Is the product present on several chains? Are there any cross chain interactions?

At the moment only on Ethereum mainnet, the underline being the most liquid asset, it is our ambition to replicate that on-chain. The intention is to move the base chain to Arbitrum, housing all TBY liquidity, and bridge assets available on other EVM based chains.

Are the RWA tokens being used in any other protocols? Please describe the various components of the ecosystem

At the moment no, we are working on integrations across various chains where stTBYs will be composable and used across various markets as collateral.

How are trusted roles/admins managed in the system? Which aspects of the solution require trust from users?
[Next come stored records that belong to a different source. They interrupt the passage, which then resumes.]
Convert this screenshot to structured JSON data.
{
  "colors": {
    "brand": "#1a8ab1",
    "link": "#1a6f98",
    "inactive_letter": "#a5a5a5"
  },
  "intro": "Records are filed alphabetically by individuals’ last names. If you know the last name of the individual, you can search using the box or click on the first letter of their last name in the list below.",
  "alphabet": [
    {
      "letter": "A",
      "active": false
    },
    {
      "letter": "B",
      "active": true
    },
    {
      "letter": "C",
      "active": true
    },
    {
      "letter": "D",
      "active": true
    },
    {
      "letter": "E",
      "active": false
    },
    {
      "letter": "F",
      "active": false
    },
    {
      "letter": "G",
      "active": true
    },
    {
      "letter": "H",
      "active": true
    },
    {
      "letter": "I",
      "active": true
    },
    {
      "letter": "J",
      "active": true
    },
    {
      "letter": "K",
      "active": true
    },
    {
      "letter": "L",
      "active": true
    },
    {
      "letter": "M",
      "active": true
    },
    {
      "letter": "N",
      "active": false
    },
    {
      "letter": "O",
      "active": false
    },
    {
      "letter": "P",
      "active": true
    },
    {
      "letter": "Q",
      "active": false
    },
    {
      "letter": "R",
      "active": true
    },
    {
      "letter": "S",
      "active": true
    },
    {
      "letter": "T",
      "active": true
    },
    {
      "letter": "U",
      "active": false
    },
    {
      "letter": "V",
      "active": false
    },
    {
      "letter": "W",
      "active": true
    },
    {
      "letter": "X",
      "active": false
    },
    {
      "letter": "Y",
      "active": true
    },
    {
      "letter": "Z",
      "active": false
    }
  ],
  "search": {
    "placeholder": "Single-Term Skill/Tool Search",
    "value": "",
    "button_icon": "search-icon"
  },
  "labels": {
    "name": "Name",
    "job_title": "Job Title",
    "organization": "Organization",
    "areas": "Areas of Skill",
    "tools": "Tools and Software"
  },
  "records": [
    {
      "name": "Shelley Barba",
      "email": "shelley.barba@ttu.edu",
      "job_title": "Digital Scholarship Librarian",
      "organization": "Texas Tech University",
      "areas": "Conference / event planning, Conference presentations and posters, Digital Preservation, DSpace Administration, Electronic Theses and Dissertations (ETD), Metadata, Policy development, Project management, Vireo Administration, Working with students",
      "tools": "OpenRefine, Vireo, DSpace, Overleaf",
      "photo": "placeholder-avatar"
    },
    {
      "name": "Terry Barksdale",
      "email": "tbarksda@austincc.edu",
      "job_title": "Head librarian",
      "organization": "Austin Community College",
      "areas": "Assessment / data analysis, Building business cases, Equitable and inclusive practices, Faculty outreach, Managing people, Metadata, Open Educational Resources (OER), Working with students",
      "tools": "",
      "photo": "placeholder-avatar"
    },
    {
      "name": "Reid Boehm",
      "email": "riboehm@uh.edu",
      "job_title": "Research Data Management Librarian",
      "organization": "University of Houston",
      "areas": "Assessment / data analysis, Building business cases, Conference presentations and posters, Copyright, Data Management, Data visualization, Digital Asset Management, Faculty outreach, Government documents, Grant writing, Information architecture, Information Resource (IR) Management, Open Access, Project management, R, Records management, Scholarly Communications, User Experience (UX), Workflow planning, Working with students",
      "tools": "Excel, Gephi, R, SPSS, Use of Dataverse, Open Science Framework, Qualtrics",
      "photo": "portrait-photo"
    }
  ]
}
The Stakeup system is completely trustless. At the beginning of the protocol, the admin will have the ability to set the initial curve pools that will be used to drip rewards, as well as distribute SUP via an initial airdrop. After the initial airdrop is complete all admin permissions will be revoked and set to address zero.

*Is there any custom logic required for your RWA token?



  1. Please attach any further information or documents you feel would help the screening committee or ARB tokenholders make an informed decision.


Stakeup does not offer any of the services to individuals in USA or any restricted jurisdictions.